On New Books in East Asian Studies, Carla Nappi interviews Cosima Bruno about her new book on translation and the poetry of Yang Lian 杨炼:

Cosima Bruno’s new book asks us to consider a deceptively simple question: what is the relationship between a poem and its translation? In the course of Between the Lines: Yang Lian’s Poetry through Translation (Brill, 2012), Bruno helps us imagine what an answer to that question might look like while guiding us through the sounds and spaces of contemporary Chinese poet Yang Lian.

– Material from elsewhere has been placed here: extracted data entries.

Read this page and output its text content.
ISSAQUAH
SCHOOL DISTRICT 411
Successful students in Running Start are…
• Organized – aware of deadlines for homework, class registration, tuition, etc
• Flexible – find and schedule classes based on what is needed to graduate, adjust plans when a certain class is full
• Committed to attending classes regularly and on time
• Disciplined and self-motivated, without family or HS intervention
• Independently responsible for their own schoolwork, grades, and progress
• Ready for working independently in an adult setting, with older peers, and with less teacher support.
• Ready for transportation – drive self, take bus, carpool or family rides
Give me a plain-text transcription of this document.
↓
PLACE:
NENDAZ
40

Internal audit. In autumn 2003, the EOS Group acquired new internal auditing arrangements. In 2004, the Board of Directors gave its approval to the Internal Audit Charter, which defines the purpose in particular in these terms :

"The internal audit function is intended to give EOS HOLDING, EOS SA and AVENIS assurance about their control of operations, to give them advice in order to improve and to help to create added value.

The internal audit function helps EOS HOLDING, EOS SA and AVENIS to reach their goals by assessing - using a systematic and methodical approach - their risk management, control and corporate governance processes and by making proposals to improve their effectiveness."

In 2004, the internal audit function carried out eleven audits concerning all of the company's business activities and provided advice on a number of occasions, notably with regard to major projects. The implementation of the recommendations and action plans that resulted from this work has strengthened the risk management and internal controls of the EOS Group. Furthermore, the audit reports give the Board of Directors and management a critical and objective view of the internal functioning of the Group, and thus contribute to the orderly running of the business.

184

Between the Lines proposes an innovative way to read a poem through and with its translations, using a “triangular comparative analysis” that juxtaposes the original poem with a number of its translations to identify shifts in the lines of the poem that serve as landmarks in the conceptual and textual world of the poet. Bruno uses this translation-focused methodology of reading to reveal fascinating dimensions of time, space, and subjectivity in Yang Lian’s work, and to guide our attention to the performative importance of rhythm, blank space, punctuation, and sound in his verse. Readers who are interested in Chinese poetry will find much to absorb and transport them in these pages, and readers interested in the theory and practice of translation will find a clear articulation of a set of methodological tools that could potentially bear fruit when rendering texts across many different genres and languages. Enjoy!